Judith Schalansky – „Blau steht Dir nicht“

Rating: ★★½☆☆ 

Neugierig geworden durch ihr preisgekröntes Buch „Der Hals der Giraffe“ interessierte ich mich für die anderen bisher erschienenen Werke der Autorin.

Gewiss, es gibt immer eine Zeitung oder einen Sender, der etwas Positives über ein Buch veröffentlicht – und das sich dann quasi als Werbeaussage verwenden lässt. So wird auf dem Buchrücken das „Deutschlandradio“ mit dahingehend zitiert, dass es sich bei diesem „Matrosenroman um ein kulturhistorisch anspruchsvolles Buch mit philosophischen Tiefgang“ handele.

Doch weder ist das Buch ein „Matrosenroman“, auch wenn diese von Verlag oder Autorin gewählte innovative Gattungsbezeichnung es vorgibt, noch ist das Buch kulturhistorisch (auch ein schön zusammengeleimtes Wort) anspruchsvoll, noch ist es philosophisch. Es handelt sich offenbar vielmehr um Fingerübungen einer sich noch im Larvenstadium befindlichen jungen Autorin, die sich nach Kräften bemüht, bedeutsam sein zu wollen. Da hilft auch nicht, dass ein Martin Walser „das gekonnte Durcheinander des Nächsten und es Fernsten“ für „Poesie pur“ hält.

Leider versemmelt sie (der Suhrkamp Verlag?) ihre unverkennbar guten literarischen Ansätze mit unnötigen Manierismen und gedrechselten Strukturen, mit denen sie den stets bemühten Leser immer wieder  von der Klippe des Nachvollziehbaren stürzen lässt.
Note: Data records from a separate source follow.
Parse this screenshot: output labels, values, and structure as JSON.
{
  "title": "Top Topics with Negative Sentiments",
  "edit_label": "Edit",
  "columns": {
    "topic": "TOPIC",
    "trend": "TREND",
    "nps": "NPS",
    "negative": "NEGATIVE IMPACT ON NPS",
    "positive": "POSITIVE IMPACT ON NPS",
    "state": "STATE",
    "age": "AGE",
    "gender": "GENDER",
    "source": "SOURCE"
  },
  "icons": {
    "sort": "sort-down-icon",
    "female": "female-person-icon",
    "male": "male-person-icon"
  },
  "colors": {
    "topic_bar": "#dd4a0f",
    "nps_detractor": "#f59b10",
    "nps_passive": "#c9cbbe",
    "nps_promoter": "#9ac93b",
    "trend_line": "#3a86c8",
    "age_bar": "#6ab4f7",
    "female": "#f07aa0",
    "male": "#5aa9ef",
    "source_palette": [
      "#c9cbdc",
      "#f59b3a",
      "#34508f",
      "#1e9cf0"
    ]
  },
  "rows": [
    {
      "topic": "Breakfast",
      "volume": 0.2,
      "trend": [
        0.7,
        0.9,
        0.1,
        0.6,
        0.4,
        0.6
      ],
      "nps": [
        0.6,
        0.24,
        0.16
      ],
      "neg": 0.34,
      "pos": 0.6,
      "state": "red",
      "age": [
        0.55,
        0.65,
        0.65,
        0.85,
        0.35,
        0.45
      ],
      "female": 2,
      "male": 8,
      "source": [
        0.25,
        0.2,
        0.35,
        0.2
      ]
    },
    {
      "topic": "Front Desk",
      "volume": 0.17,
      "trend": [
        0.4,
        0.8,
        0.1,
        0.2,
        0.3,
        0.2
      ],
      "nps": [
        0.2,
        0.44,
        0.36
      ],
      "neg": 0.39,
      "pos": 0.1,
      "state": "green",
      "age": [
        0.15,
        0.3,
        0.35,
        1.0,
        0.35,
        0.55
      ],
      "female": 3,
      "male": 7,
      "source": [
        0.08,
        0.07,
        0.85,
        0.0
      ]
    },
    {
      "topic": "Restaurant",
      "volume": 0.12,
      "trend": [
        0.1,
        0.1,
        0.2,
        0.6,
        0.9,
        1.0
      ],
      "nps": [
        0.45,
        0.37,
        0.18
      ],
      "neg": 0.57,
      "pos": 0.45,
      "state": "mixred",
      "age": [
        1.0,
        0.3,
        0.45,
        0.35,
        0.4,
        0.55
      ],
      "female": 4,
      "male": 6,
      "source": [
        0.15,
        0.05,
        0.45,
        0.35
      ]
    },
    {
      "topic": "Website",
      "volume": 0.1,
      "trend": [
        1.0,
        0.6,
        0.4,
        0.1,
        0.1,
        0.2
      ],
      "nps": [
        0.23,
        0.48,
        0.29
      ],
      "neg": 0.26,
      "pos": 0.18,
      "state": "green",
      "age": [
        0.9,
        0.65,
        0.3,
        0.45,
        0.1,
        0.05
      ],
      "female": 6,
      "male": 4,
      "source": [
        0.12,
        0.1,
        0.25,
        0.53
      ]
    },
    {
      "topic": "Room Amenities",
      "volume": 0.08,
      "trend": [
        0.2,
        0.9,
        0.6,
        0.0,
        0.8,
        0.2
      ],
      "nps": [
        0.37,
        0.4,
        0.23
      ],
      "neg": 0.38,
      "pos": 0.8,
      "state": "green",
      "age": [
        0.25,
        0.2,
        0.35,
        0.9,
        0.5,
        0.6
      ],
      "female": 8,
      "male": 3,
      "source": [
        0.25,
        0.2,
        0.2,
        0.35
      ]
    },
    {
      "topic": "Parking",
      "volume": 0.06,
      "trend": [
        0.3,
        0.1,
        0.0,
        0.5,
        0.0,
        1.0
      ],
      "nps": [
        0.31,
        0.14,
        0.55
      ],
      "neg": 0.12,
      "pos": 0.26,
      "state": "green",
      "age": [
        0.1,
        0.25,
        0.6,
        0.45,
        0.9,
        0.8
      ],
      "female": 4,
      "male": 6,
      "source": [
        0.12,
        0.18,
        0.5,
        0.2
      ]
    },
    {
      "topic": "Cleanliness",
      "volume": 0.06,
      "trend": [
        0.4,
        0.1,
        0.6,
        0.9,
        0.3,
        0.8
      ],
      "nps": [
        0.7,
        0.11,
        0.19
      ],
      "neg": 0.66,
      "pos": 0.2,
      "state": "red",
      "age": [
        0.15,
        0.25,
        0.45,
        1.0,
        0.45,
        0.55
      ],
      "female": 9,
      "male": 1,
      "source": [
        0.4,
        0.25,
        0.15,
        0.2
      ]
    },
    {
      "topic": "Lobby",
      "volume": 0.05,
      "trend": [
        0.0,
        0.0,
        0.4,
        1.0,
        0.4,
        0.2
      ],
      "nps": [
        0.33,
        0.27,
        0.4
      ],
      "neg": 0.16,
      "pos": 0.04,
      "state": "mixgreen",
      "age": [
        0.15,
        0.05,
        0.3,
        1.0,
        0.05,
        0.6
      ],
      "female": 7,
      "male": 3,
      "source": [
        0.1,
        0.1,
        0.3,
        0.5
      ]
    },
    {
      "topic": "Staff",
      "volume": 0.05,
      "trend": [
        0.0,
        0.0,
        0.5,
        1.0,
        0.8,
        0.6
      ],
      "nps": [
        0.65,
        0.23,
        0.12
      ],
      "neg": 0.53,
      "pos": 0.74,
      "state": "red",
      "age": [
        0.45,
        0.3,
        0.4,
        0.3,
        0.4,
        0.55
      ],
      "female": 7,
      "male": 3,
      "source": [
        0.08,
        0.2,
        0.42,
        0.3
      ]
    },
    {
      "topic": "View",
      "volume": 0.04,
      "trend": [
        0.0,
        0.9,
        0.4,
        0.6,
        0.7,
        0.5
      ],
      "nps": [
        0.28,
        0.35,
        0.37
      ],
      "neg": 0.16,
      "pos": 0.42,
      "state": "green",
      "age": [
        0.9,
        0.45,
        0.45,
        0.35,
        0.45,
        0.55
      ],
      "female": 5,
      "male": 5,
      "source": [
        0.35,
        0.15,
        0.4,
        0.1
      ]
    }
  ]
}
Um den verschlungenen Wegen des Schreibprozesses folgen zu können, müsste man die Kommentarausgabe lesen.

Judith Schalansky erzählt in ihrem Romandebüt von einer (ihrer?) Kindheit am Meer, vom Aufwachsen an der gar nicht grenzenlosen Kindheit am weiten Meer  der Ostseeküste in der DDR. Die erwachsene Ich-Erzählerin kehrt von Reisen nach Russland und in die USA immer wieder in ihre alte Heimat zurück und spürt dem Geheimnis ihrer Liebe zum Matrosenanzug nach. Immer wieder gelingen ihr – ohne jede Einschränkung – dichte und anrührende Passagen. Ihr Talent ist deutlich.

Sie erzählt von ihrem Großeltern, die auf Usedom wohnen, von der Oie, von, Vineta, von Sergej Eisensteins Film ‹Potemkin›, von Coney Island, von Luftschiffen und –schlössern und zuletzt gar vom Greifswalder Wolfgang Koeppen.

Wie es zu diesem „Matrosenroman“ kommen konnte, erklärt sich dadurch, dass die ersten Kapitel des Romans offenbar im Jahre 2007 im Rahmen von Judith Schalanskys Diplomarbeit an der Fachhochschule Potsdam entstanden sind. Es ist ein Ergebnis eines typographisch-literarischen Projektes, das in einer kommentierten Ausgabe des jetzt erschienenen Buches  in einer Auflage von 7 Exemplaren produziert wurde.

Merke: Kein Künstler veröffentlicht seine Fingerübungen ohne Not. Selbst ein Thomas Mann verbot die Veröffentlichung seiner Tagebücher für mindestens 25 Jahre und notierte dazu „Without any literary value!“ Auch Judith Schalansky wäre klüger beraten gewesen, ihre Diplomarbeit für den öffentlichen Gebrauch kräftig zu überarbeiten. In der Tat, blau steht Judith Schalansky nicht.